Ta Mok lawyer Benson Samay says his client's dying
Former Khmer Rouge military chief Ta Mok has dangerously high blood pressure and
could die at any time according to his lawyer Benson Samay.
"I don't think he'll live a long time," Samay told the Post on Jan 18,
one day after the 75 year old Ta Mok was taken to a clinic outside the military prison
where he's confined to receive treatment for high blood pressure. "I think he'll
die before any trial."
Samay contradicted doctors' reports that Ta Mok was relatively healthy.
"His blood pressure is very high and very dangerous...he should have died already,"
he said. "He must be looked at all the time and should be taken to hospital."
Samay's dire assessment of Ta Mok's health echo comments he made in a press briefing
on Jan 11 in which he said that the former KR leader was in a severe state of physical
- and mental - decline.
"I never ask [Ta Mok] serious questions," Samay said on Jan 11. "He
just says something crazy [in response]."

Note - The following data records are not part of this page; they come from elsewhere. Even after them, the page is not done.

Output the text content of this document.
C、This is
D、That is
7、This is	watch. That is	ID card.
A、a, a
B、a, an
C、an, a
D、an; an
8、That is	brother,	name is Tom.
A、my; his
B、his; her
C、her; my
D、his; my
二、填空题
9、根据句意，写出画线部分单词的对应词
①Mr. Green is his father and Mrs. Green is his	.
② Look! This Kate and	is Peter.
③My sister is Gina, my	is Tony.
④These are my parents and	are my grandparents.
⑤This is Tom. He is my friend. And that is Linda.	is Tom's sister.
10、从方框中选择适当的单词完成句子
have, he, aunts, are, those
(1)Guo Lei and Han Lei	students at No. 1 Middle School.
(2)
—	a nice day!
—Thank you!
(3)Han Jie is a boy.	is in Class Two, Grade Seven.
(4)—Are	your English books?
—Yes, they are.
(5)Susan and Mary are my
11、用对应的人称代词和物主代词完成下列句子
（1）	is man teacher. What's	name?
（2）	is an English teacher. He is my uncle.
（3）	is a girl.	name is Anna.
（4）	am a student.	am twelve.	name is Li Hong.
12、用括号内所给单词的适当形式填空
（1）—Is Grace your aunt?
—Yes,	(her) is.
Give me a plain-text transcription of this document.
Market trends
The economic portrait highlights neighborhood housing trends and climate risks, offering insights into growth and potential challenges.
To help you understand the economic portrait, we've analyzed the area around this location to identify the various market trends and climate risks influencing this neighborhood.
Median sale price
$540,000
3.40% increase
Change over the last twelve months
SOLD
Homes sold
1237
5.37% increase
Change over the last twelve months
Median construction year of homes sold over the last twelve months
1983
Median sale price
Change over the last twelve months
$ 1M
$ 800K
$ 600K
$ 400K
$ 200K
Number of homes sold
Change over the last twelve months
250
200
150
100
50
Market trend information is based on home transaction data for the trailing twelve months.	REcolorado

In the same press briefing Samay reiterated that his eleven member legal team - consisting
of "Cambodian, American, Australian and Russian" lawyers - would base Ta
Mok's defense on alleged influence of foreign powers in creating the genocide.
Claiming to have accumulated both a ton of potentially exonerating evidence for his
client as well as a list of "at least 10,000" defence witnesses, Samay
said he expected the KR tribunal would be of between three to four years duration.
Samay also issued an open invitation to serve as defense counsel of other former
KR leaders including Nuon Chea, Khieu Samphan and Ieng Sary if they should be indicted.
"I might represent all the KR [leaders]," he said. "I'm willing to
defend them [because] I want the trial to be fair [and] to know the truth."
Ta Mok was arrested March 6 1999 and is confined in Phnom Penh's Military Prison
along with Duch, the former S-21 torture center chief who was arrested on May 10,
1999. All other former KR leaders remain at liberty.